A flood of new genetic variation

Author

Jason Collins

Published

December 7, 2012

A new Nature paper by Fu and colleagues has been the subject of a few good write-ups. First, from Brandon Keim at Wired:

In the most massive study of genetic variation yet, researchers estimated the age of more than one million variants, or changes to our DNA code, found across human populations. The vast majority proved to be quite young. The chronologies tell a story of evolutionary dynamics in recent human history, a period characterized by both narrow reproductive bottlenecks and sudden, enormous population growth.

The evolutionary dynamics of these features resulted in a flood of new genetic variation, accumulating so fast that natural selection hasn’t caught up yet. As a species, we are freshly bursting with the raw material of evolution.

“Most of the mutations that we found arose in the last 200 generations or so. There hasn’t been much time for random change or deterministic change through natural selection,” said geneticist Joshua Akey of the University of Washington, co-author of the Nov. 28 Nature study. “We have a repository of all this new variation for humanity to use as a substrate. In a way, we’re more evolvable now than at any time in our history.” …

Put simply, more people means more mutations, and in a growing population, there is less chance that those mutations will be lost through drift.

Despite their young age, these new variants are relevant for our recent evolutionary history. If you couple this explosion in new variants with the large changes in selection pressures associated with the shift to agriculture, you would see adaptive evolution in humans speed up.

The different population dynamics associated with African and European populations is also interesting. More from Keim:

Also playing a role are the dynamics of bottlenecks, or periods when populations are reduced to a small number. The out-of-Africa migration represents one such bottleneck, and others have occurred during times of geographic and cultural isolation. Scientists have shown that when populations are small, natural selection actually becomes weaker, and the effects of randomness grow more powerful. …

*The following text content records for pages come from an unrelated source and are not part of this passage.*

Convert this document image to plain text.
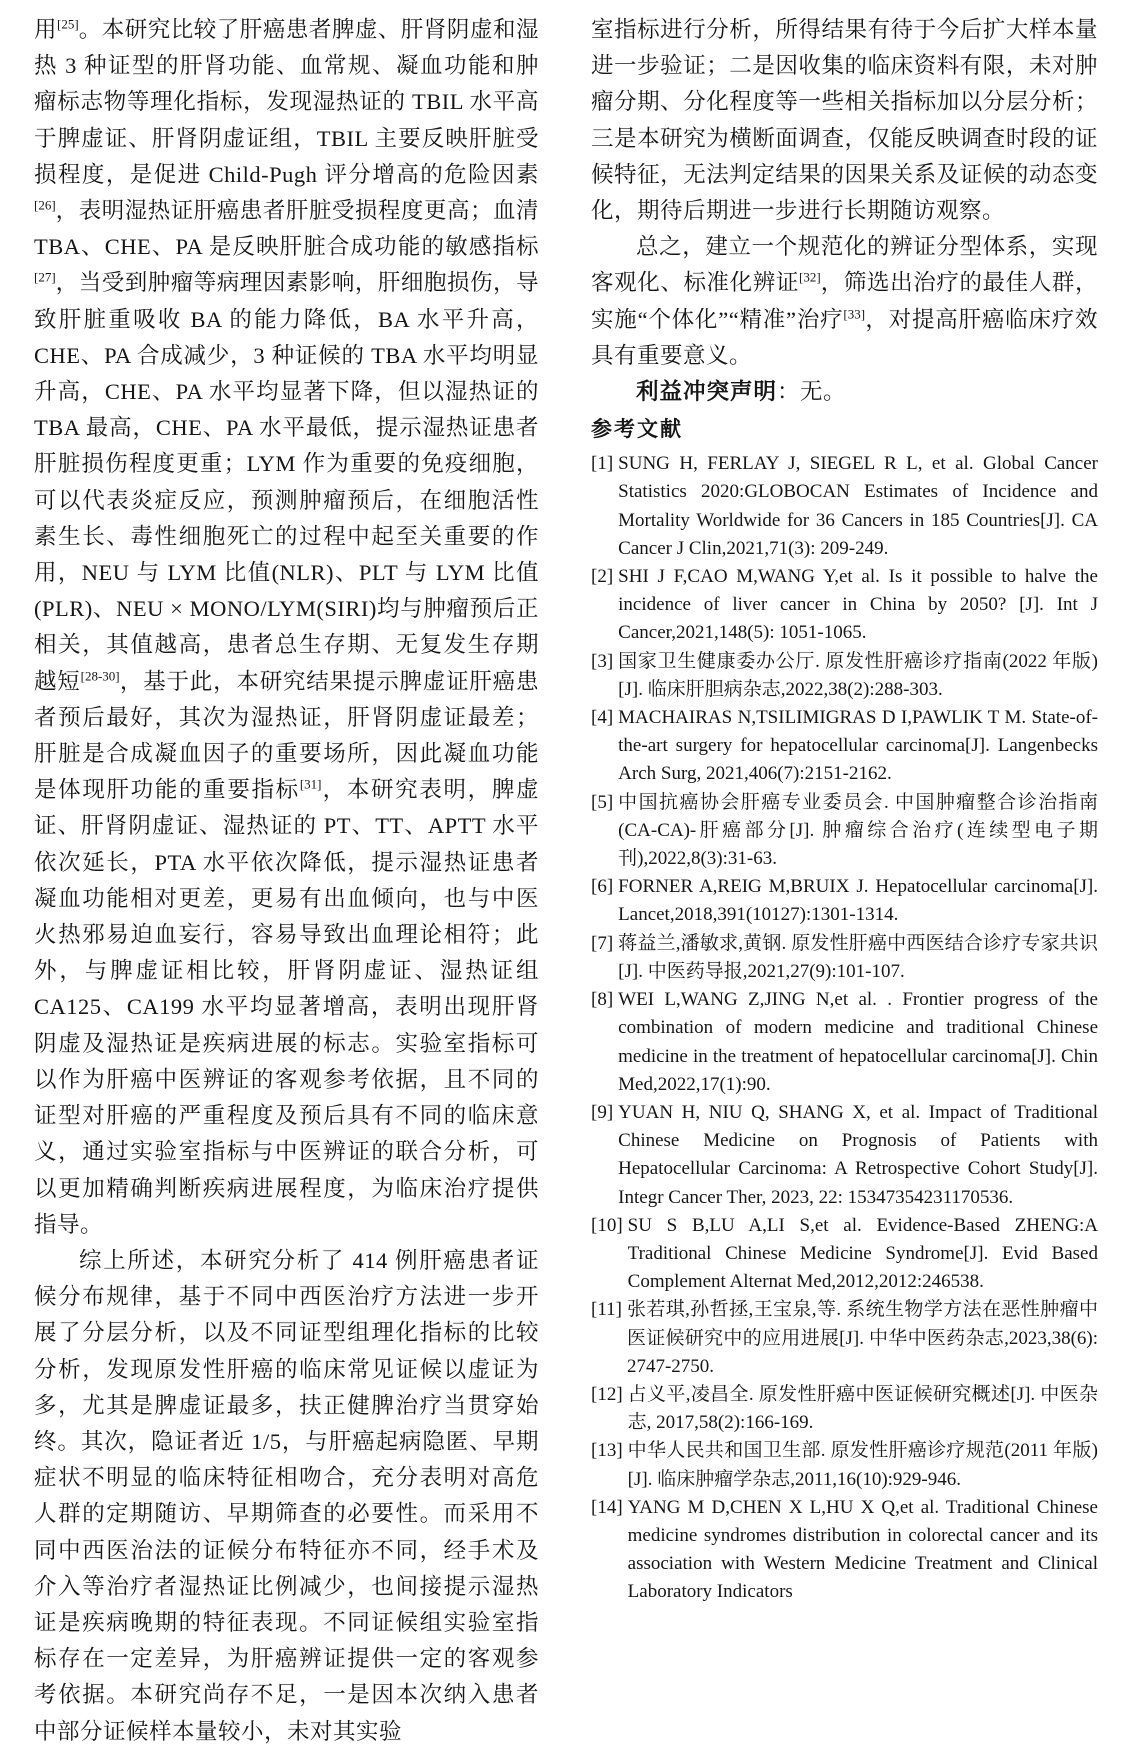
用[25]。本研究比较了肝癌患者脾虚、肝肾阴虚和湿热 3 种证型的肝肾功能、血常规、凝血功能和肿瘤标志物等理化指标，发现湿热证的 TBIL 水平高于脾虚证、肝肾阴虚证组，TBIL 主要反映肝脏受损程度，是促进 Child-Pugh 评分增高的危险因素[26]，表明湿热证肝癌患者肝脏受损程度更高；血清 TBA、CHE、PA 是反映肝脏合成功能的敏感指标[27]，当受到肿瘤等病理因素影响，肝细胞损伤，导致肝脏重吸收 BA 的能力降低，BA 水平升高，CHE、PA 合成减少，3 种证候的 TBA 水平均明显升高，CHE、PA 水平均显著下降，但以湿热证的 TBA 最高，CHE、PA 水平最低，提示湿热证患者肝脏损伤程度更重；LYM 作为重要的免疫细胞，可以代表炎症反应，预测肿瘤预后，在细胞活性素生长、毒性细胞死亡的过程中起至关重要的作用，NEU 与 LYM 比值(NLR)、PLT 与 LYM 比值(PLR)、NEU × MONO/LYM(SIRI)均与肿瘤预后正相关，其值越高，患者总生存期、无复发生存期越短[28-30]，基于此，本研究结果提示脾虚证肝癌患者预后最好，其次为湿热证，肝肾阴虚证最差；肝脏是合成凝血因子的重要场所，因此凝血功能是体现肝功能的重要指标[31]，本研究表明，脾虚证、肝肾阴虚证、湿热证的 PT、TT、APTT 水平依次延长，PTA 水平依次降低，提示湿热证患者凝血功能相对更差，更易有出血倾向，也与中医火热邪易迫血妄行，容易导致出血理论相符；此外，与脾虚证相比较，肝肾阴虚证、湿热证组 CA125、CA199 水平均显著增高，表明出现肝肾阴虚及湿热证是疾病进展的标志。实验室指标可以作为肝癌中医辨证的客观参考依据，且不同的证型对肝癌的严重程度及预后具有不同的临床意义，通过实验室指标与中医辨证的联合分析，可以更加精确判断疾病进展程度，为临床治疗提供指导。

综上所述，本研究分析了 414 例肝癌患者证候分布规律，基于不同中西医治疗方法进一步开展了分层分析，以及不同证型组理化指标的比较分析，发现原发性肝癌的临床常见证候以虚证为多，尤其是脾虚证最多，扶正健脾治疗当贯穿始终。其次，隐证者近 1/5，与肝癌起病隐匿、早期症状不明显的临床特征相吻合，充分表明对高危人群的定期随访、早期筛查的必要性。而采用不同中西医治法的证候分布特征亦不同，经手术及介入等治疗者湿热证比例减少，也间接提示湿热证是疾病晚期的特征表现。不同证候组实验室指标存在一定差异，为肝癌辨证提供一定的客观参考依据。本研究尚存不足，一是因本次纳入患者中部分证候样本量较小，未对其实验

室指标进行分析，所得结果有待于今后扩大样本量进一步验证；二是因收集的临床资料有限，未对肿瘤分期、分化程度等一些相关指标加以分层分析；三是本研究为横断面调查，仅能反映调查时段的证候特征，无法判定结果的因果关系及证候的动态变化，期待后期进一步进行长期随访观察。

总之，建立一个规范化的辨证分型体系，实现客观化、标准化辨证[32]，筛选出治疗的最佳人群，实施“个体化”“精准”治疗[33]，对提高肝癌临床疗效具有重要意义。

利益冲突声明：无。

参考文献
[1] SUNG H, FERLAY J, SIEGEL R L, et al. Global Cancer Statistics 2020:GLOBOCAN Estimates of Incidence and Mortality Worldwide for 36 Cancers in 185 Countries[J]. CA Cancer J Clin,2021,71(3): 209-249.
[2] SHI J F,CAO M,WANG Y,et al. Is it possible to halve the incidence of liver cancer in China by 2050? [J]. Int J Cancer,2021,148(5): 1051-1065.
[3] 国家卫生健康委办公厅. 原发性肝癌诊疗指南(2022 年版)[J]. 临床肝胆病杂志,2022,38(2):288-303.
[4] MACHAIRAS N,TSILIMIGRAS D I,PAWLIK T M. State-of-the-art surgery for hepatocellular carcinoma[J]. Langenbecks Arch Surg, 2021,406(7):2151-2162.
[5] 中国抗癌协会肝癌专业委员会. 中国肿瘤整合诊治指南(CA-CA)-肝癌部分[J]. 肿瘤综合治疗(连续型电子期刊),2022,8(3):31-63.
[6] FORNER A,REIG M,BRUIX J. Hepatocellular carcinoma[J]. Lancet,2018,391(10127):1301-1314.
[7] 蒋益兰,潘敏求,黄钢. 原发性肝癌中西医结合诊疗专家共识[J]. 中医药导报,2021,27(9):101-107.
[8] WEI L,WANG Z,JING N,et al. . Frontier progress of the combination of modern medicine and traditional Chinese medicine in the treatment of hepatocellular carcinoma[J]. Chin Med,2022,17(1):90.
[9] YUAN H, NIU Q, SHANG X, et al. Impact of Traditional Chinese Medicine on Prognosis of Patients with Hepatocellular Carcinoma: A Retrospective Cohort Study[J]. Integr Cancer Ther, 2023, 22: 15347354231170536.
[10] SU S B,LU A,LI S,et al. Evidence-Based ZHENG:A Traditional Chinese Medicine Syndrome[J]. Evid Based Complement Alternat Med,2012,2012:246538.
[11] 张若琪,孙哲拯,王宝泉,等. 系统生物学方法在恶性肿瘤中医证候研究中的应用进展[J]. 中华中医药杂志,2023,38(6): 2747-2750.
[12] 占义平,凌昌全. 原发性肝癌中医证候研究概述[J]. 中医杂志, 2017,58(2):166-169.
[13] 中华人民共和国卫生部. 原发性肝癌诊疗规范(2011 年版)[J]. 临床肿瘤学杂志,2011,16(10):929-946.
[14] YANG M D,CHEN X L,HU X Q,et al. Traditional Chinese medicine syndromes distribution in colorectal cancer and its association with Western Medicine Treatment and Clinical Laboratory Indicators
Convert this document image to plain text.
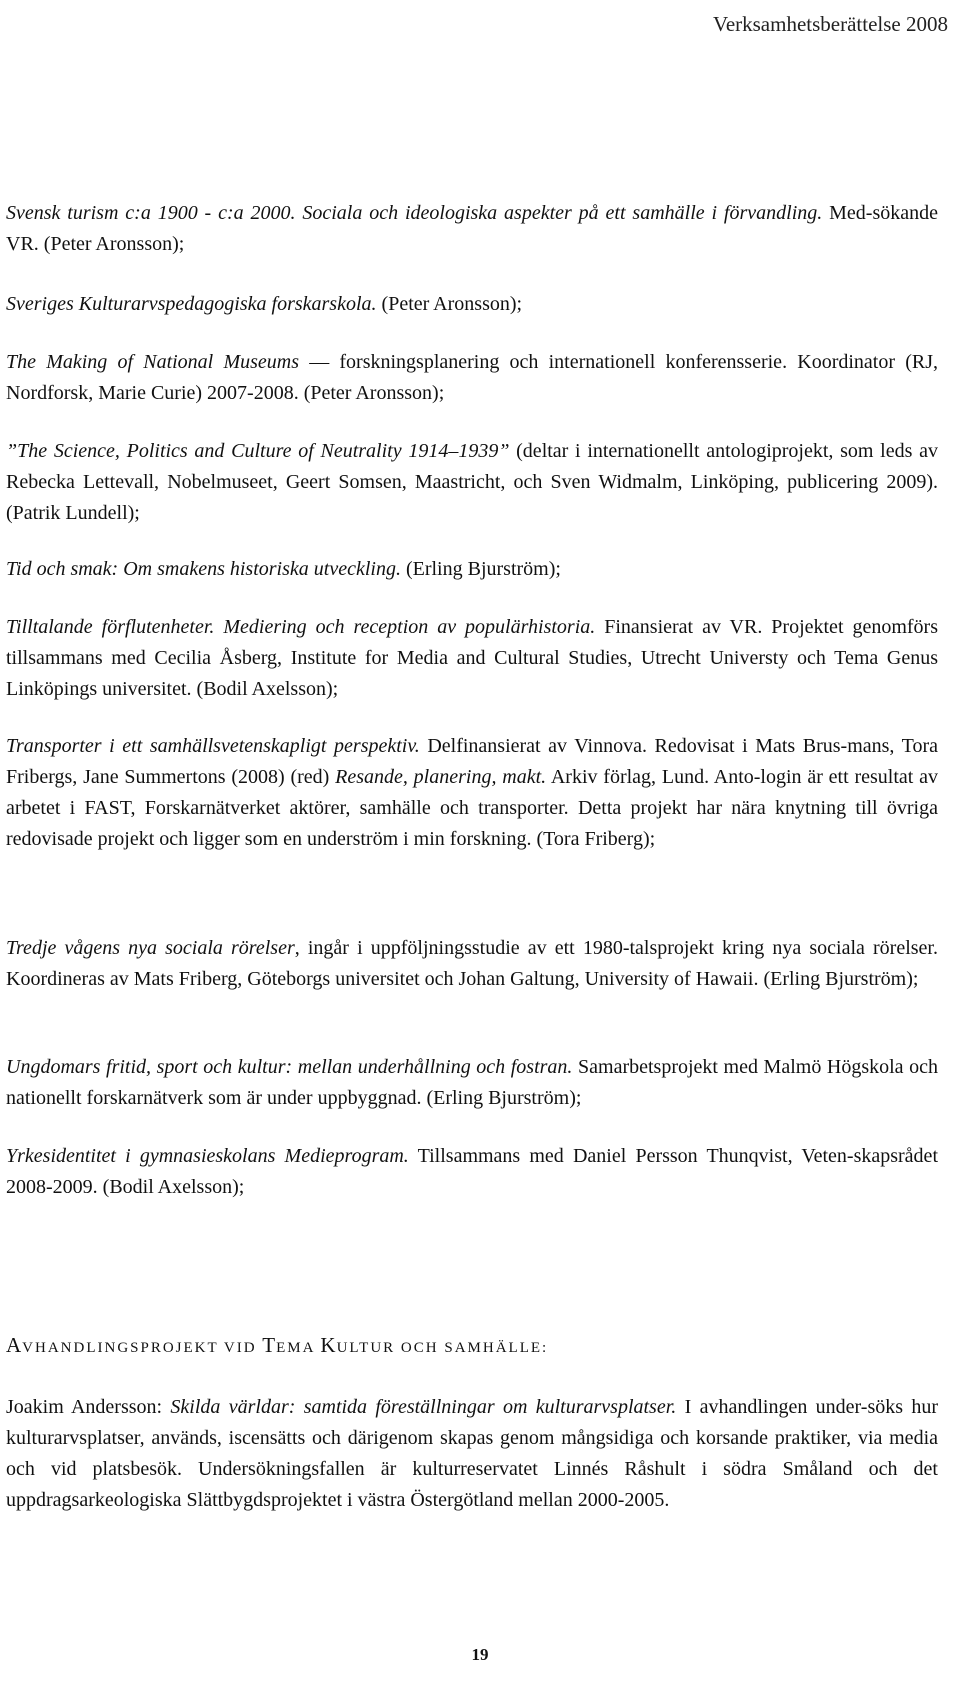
Verksamhetsberättelse 2008

Svensk turism c:a 1900 - c:a 2000. Sociala och ideologiska aspekter på ett samhälle i förvandling. Med-sökande VR. (Peter Aronsson);

Sveriges Kulturarvspedagogiska forskarskola. (Peter Aronsson);

The Making of National Museums — forskningsplanering och internationell konferensserie. Koordinator (RJ, Nordforsk, Marie Curie) 2007-2008. (Peter Aronsson);

”The Science, Politics and Culture of Neutrality 1914–1939” (deltar i internationellt antologiprojekt, som leds av Rebecka Lettevall, Nobelmuseet, Geert Somsen, Maastricht, och Sven Widmalm, Linköping, publicering 2009). (Patrik Lundell);

Tid och smak: Om smakens historiska utveckling. (Erling Bjurström);

Tilltalande förflutenheter. Mediering och reception av populärhistoria. Finansierat av VR. Projektet genomförs tillsammans med Cecilia Åsberg, Institute for Media and Cultural Studies, Utrecht Universty och Tema Genus Linköpings universitet. (Bodil Axelsson);

Transporter i ett samhällsvetenskapligt perspektiv. Delfinansierat av Vinnova. Redovisat i Mats Brus-mans, Tora Fribergs, Jane Summertons (2008) (red) Resande, planering, makt. Arkiv förlag, Lund. Anto-login är ett resultat av arbetet i FAST, Forskarnätverket aktörer, samhälle och transporter. Detta projekt har nära knytning till övriga redovisade projekt och ligger som en underström i min forskning. (Tora Friberg);

Tredje vågens nya sociala rörelser, ingår i uppföljningsstudie av ett 1980-talsprojekt kring nya sociala rörelser. Koordineras av Mats Friberg, Göteborgs universitet och Johan Galtung, University of Hawaii. (Erling Bjurström);

Ungdomars fritid, sport och kultur: mellan underhållning och fostran. Samarbetsprojekt med Malmö Högskola och nationellt forskarnätverk som är under uppbyggnad. (Erling Bjurström);

Yrkesidentitet i gymnasieskolans Medieprogram. Tillsammans med Daniel Persson Thunqvist, Veten-skapsrådet 2008-2009. (Bodil Axelsson);

AVHANDLINGSPROJEKT VID TEMA KULTUR OCH SAMHÄLLE:

Joakim Andersson: Skilda världar: samtida föreställningar om kulturarvsplatser. I avhandlingen under-söks hur kulturarvsplatser, används, iscensätts och därigenom skapas genom mångsidiga och korsande praktiker, via media och vid platsbesök. Undersökningsfallen är kulturreservatet Linnés Råshult i södra Småland och det uppdragsarkeologiska Slättbygdsprojektet i västra Östergötland mellan 2000-2005.

19
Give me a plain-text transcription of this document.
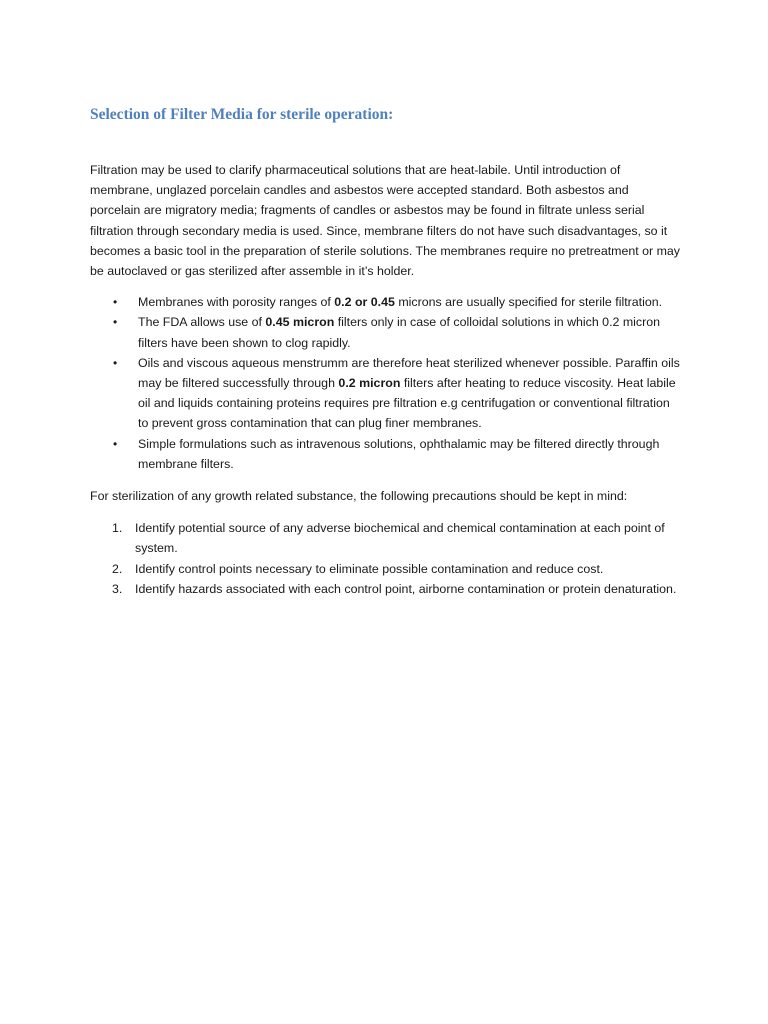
Selection of Filter Media for sterile operation:

Filtration may be used to clarify pharmaceutical solutions that are heat-labile. Until introduction of membrane, unglazed porcelain candles and asbestos were accepted standard. Both asbestos and porcelain are migratory media; fragments of candles or asbestos may be found in filtrate unless serial filtration through secondary media is used. Since, membrane filters do not have such disadvantages, so it becomes a basic tool in the preparation of sterile solutions. The membranes require no pretreatment or may be autoclaved or gas sterilized after assemble in it’s holder.

• Membranes with porosity ranges of 0.2 or 0.45 microns are usually specified for sterile filtration.
• The FDA allows use of 0.45 micron filters only in case of colloidal solutions in which 0.2 micron filters have been shown to clog rapidly.
• Oils and viscous aqueous menstrumm are therefore heat sterilized whenever possible. Paraffin oils may be filtered successfully through 0.2 micron filters after heating to reduce viscosity. Heat labile oil and liquids containing proteins requires pre filtration e.g centrifugation or conventional filtration to prevent gross contamination that can plug finer membranes.
• Simple formulations such as intravenous solutions, ophthalamic may be filtered directly through membrane filters.

For sterilization of any growth related substance, the following precautions should be kept in mind:

1. Identify potential source of any adverse biochemical and chemical contamination at each point of system.
2. Identify control points necessary to eliminate possible contamination and reduce cost.
3. Identify hazards associated with each control point, airborne contamination or protein denaturation.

The result, calculated Akey, is that people of European descent have five times as many gene variants as they would if population growth had been slow and steady. People of African descent, whose ancestors didn’t go through that original bottleneck, have somewhat less new variation, but it’s still a large amount: three times more variation than would have accumulated under slow-growth conditions.

This finding is an interesting fit with the argument of Ashraf and Galor linking genetic diversity and economic development. As genetic diversity results in a wider spectrum of traits in the population, it is more likely that there will be traits complementary to technological advance. The measure of diversity used by Ashraf and Galor, expected heterozygosity, is based on the probability that two randomly selected people will differ with respect to a certain gene, averaged over all measured genes. As people migrated from Africa through Europe and beyond, they migrated out with only a subset of the available genetic variation in the population, and therefore, expected heterozygosity declines with distance from Africa. But as the paper by Fu and colleagues shows, the prevalence rare variants does not decline with distance from Africa. Could these additional rare variants in some populations increase the probability that there will be traits complementary to technological advance?

Also worth reading is the post from John Hawks. Hawks raises some questions around the estimated age of the variants (are they older than they seem?) and asks whether some of these rare variants came from Neanderthals.